Creatine
  
Creatine
Background
Creatine is naturally synthesized in the human body from amino acids primarily in the kidney and liver, and transported in the blood for use by muscles. Approximately 95% of the body's total creatine content is located in skeletal muscle. Creatine is also found in meat and fish, with most U.S. adults consuming 1-2 grams daily on average.
Creatine was discovered in the 1800s as an organic constituent of meat. In the 1970s, Soviet scientists reported that oral creatine supplements may improve athletic performance during brief, intense activities such as sprints. Creatine gained popularity in the 1990s as a "natural" way to enhance athletic performance and build lean body mass. It was reported that skeletal muscle total creatine content increases with oral creatine supplementation, although response is variable. Factors that may account for this variation are carbohydrate intake, physical activity, training status, and muscle fiber type. The finding that carbohydrate enhances muscle creatine uptake increased the market for creatine multi-ingredient sports drinks.
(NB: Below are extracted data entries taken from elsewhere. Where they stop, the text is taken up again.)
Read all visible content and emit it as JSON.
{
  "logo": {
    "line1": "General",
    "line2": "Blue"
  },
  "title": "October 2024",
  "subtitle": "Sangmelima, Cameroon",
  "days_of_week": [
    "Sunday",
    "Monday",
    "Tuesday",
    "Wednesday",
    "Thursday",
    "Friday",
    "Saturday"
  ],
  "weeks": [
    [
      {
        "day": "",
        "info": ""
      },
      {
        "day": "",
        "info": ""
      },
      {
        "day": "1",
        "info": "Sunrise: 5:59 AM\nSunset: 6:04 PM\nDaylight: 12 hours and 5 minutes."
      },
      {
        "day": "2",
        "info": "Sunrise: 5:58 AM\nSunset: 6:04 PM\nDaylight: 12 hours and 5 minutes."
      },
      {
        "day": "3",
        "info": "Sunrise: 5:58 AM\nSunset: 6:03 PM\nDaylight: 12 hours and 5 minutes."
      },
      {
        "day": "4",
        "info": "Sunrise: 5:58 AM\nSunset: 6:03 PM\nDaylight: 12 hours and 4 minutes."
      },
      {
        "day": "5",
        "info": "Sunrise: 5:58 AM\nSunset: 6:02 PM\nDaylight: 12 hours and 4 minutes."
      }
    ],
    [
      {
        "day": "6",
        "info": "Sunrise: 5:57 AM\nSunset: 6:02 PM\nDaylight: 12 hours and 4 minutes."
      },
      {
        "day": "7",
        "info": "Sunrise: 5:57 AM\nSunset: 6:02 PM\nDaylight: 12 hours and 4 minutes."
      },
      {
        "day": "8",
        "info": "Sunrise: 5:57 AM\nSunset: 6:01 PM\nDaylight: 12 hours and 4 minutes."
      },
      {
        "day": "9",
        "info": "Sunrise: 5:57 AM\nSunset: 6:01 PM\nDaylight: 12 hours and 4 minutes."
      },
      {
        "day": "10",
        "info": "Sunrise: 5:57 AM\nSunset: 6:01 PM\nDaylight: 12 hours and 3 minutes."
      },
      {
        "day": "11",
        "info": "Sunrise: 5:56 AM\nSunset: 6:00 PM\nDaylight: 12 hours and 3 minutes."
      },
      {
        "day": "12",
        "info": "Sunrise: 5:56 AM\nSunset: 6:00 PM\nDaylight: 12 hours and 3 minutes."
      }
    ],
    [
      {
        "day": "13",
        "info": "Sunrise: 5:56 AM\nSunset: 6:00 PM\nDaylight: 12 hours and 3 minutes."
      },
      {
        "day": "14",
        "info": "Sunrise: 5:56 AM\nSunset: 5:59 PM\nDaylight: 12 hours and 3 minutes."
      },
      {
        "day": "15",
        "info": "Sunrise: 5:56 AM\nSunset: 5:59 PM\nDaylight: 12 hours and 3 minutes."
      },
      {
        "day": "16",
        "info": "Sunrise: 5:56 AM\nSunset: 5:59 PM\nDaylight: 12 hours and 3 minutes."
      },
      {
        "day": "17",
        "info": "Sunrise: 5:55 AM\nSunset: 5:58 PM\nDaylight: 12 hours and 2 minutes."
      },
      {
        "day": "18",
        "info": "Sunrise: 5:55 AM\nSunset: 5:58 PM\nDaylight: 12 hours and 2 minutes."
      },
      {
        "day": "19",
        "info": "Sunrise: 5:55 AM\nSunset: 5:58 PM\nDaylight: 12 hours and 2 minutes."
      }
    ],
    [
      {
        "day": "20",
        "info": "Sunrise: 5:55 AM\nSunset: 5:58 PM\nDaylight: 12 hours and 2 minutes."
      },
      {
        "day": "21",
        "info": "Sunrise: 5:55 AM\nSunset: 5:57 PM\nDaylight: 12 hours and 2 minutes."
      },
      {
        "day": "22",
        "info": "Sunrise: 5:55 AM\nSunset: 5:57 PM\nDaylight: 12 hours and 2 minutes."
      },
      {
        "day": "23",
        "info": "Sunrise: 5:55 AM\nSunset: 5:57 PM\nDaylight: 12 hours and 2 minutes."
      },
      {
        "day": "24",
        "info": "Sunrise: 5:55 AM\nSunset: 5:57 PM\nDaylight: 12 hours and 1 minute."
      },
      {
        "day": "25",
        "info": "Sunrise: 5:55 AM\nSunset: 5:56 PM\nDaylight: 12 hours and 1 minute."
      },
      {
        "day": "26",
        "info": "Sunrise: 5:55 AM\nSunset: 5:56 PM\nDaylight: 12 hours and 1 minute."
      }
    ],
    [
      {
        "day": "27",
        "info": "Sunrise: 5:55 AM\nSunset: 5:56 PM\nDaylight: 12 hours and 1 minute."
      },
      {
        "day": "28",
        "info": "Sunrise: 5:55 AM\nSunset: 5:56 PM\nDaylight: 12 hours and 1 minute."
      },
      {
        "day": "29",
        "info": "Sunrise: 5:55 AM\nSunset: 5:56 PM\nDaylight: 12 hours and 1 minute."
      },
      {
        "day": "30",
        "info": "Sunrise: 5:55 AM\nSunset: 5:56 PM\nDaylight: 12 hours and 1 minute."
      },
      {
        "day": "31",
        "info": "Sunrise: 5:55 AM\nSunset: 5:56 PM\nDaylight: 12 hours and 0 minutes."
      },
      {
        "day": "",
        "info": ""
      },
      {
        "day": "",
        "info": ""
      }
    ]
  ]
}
Annual consumption of creatine products is estimated to exceed four million kilograms. Use of creatine is particularly popular among adolescent athletes, who are reported to take doses that are not consistent with scientific evidence, and to frequently exceed recommended loading and maintenance doses.
Published reports suggest that approximately 25% of professional baseball players and up to 50% of professional football players consume creatine supplements. According to a survey of high school athletes, creatine use is common among football players, wrestlers, hockey players, gymnasts, and lacrosse players. In 1998, the creatine market in the U.S. was estimated at $200 million. Most athletic associations have not banned this supplement, including the International Olympic Committee, the International Amateur Athletic Federation, and the National Collegiate Athletic Association.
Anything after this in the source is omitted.